Finding Fiona: My Journey with the Sidhe
I spent much of my life on the Isle of Arran in Scotland, a place steeped in Celtic lore, history, and Fairy stories. There are countless places, rocks, trees, caves, and woodlands throughout the Gaelic-speaking areas of Scotland that have at least one story involving the Sidhe (Gaelic for “Fairies”), and Arran has many. I was fascinated from an early age by these ancient tales: where did they come from, how old were they, why this place and not that place? As I grew older, left home, got a job on the mainland, and so forth, my interest in the Sidhe faded. But it was still there. The mainlanders that I got to know and befriend had no time for “Fairy stories.” So I learned to say nothing and carry on.
Then one normal day, I popped into my favourite antiquarian bookshop in Glasgow, mainland Scotland, for a browse, nothing specific on my mind. The owner pointed to a pile of books on his desk and said they had just arrived, and he had not looked through them yet. I did. Only one of them caught my attention—I mean, really caught my attention, as if it was shouting out, “buy me. Buy me!” So, of course I did. It was The Dominion of Dreams: Under the Dark Star (1895) by Fiona Macleod.
I read it from cover to cover. It was an anthology of short stories, essays, poems, and fragments, all by the mysterious Fiona Macleod. Some dealt with dark, somber topics, some were poetic and highly descriptive, but all of them totally captivated me. I discovered several other volumes that had been published by this Victorian gentlelady, a Gaelic speaker, and all of them were as captivating as the first volume.
She wrote much about the Sidhe as if everyone was as familiar as she (and I) were, but the names of her Sidhe gods and goddesses were foreign to me—unfamiliar, previously unwritten, and unspoken about. Where did these legends, stories, and alleged historical people and places come from? I needed to find out who Fiona Macleod was.

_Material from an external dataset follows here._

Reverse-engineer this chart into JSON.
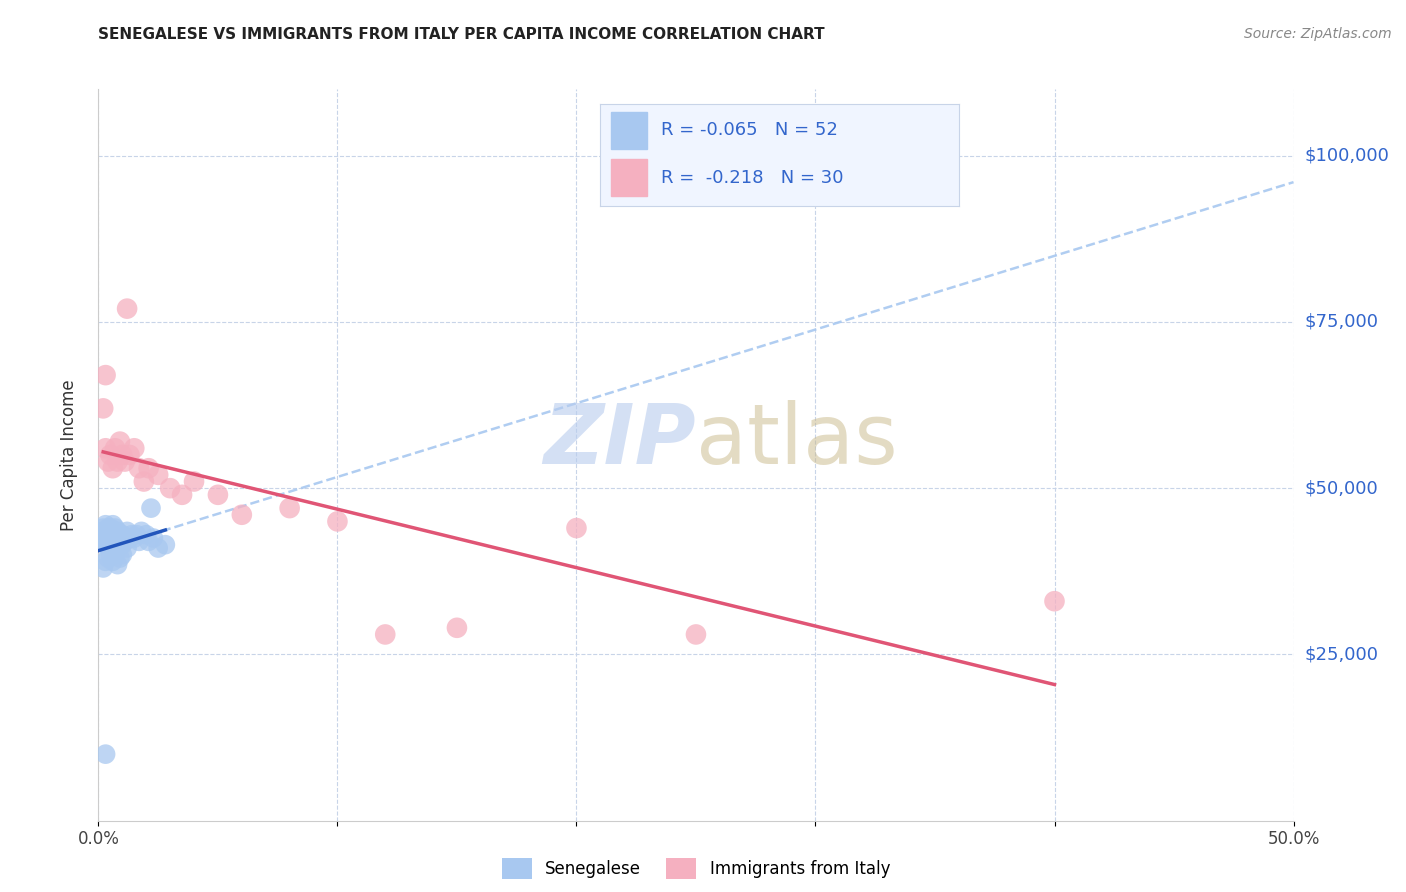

I will not detail all the searching, looking, and following hunches that followed for the next several years, but the important facts and conclusions I came to were: Fiona Macleod was not human, but was a woman of the Sidhe race who wrote through the body, mind, and pen of William Sharp, a writer of minor importance to the literati of the Victorians. He was, if you will, a channel into the human world for this prolific non-human writer who, by the way, created the name Fiona. That name first appeared in our world in 1893 when she revealed herself to William Sharp. Her books were so popular with the Victorian public that parents soon gave their new baby girls the name Fiona, and it has remained a popular name to this day.
When William Sharp died in 1905, so did the writings of Fiona Macleod. Her books fell out of print, and the Faery known as Fiona Macleod was heard of no more.
In the late 1970s, I found myself becoming more and more interested in “The Matter of Britain,” a highfalutin name for the collective mythologies and magical traditions of England, Cornwall, Wales, Scotland, and Ireland. It seemed like a flood of books were quietly popping up everywhere by a group of several experts and practitioners of these Celtic and Arthurian myths and legends. I joined the flow and started to add to the corpus created by these magicians and practitioners of these thousands-of-year-old tales and stories, which revealed, for those who knew how to read between the lines, a body of rituals, sacred and magical objects and places, and characters who on the surface were no more than leftovers of forgotten truths.
Then Fiona came back to me after twenty or so years. She was not interested in writing any new books, plays, or poems but rather encouraged me to reread several stories and paragraphs of her old books. I, of course, did and found myself reading her flowing words in a way I had not been able to do before. It was riveting. She was revealing a mythology that is not based on Celtic, Arthurian, Wiccan, or any other human belief system. This is the mythology that the Sidhe share with each other. These are, literally, Fairy stories. Stories for, about and by Fairies/Sidhe.
Have you ever heard of the gods Sethoir, Tethoir, or Kethoir? Or ever frightened yourself by getting a little too close to the dark and dangerous god Dalua? Have you ever heard the Sidhe creation legend and their version of how humans came into being? All this is becoming available, bit by bit. It is a long, slow process (the Sidhe perception of the passing of time is very different from ours), but enough material has already been given and explained that much is will soon be available in the Crossed Crow book The Confessions of Fiona.
I do not know how much more Fiona wishes to confess (I use this word in its original meaning of “to reveal something of great importance”), but I can feel there is still pressure on me to dig deeper, to look further afield, to sit silently and listen. Then, to write.
Fiona helped me with my last Crossed Crow book, Celtic Tree Mysteries (2023) which is my confession regarding the ancient Ogham alphabet, an alphabet whose letters are in a different order from our familiar A, B, C, and whose names are the names of trees. Fiona mentions trees a lot in her writings and confessions. It looks like the Sidhe also have a form of Ogham, centered around the trees of the Otherworld. Will I be writing a book on that? I don’t know. It is up to Fiona.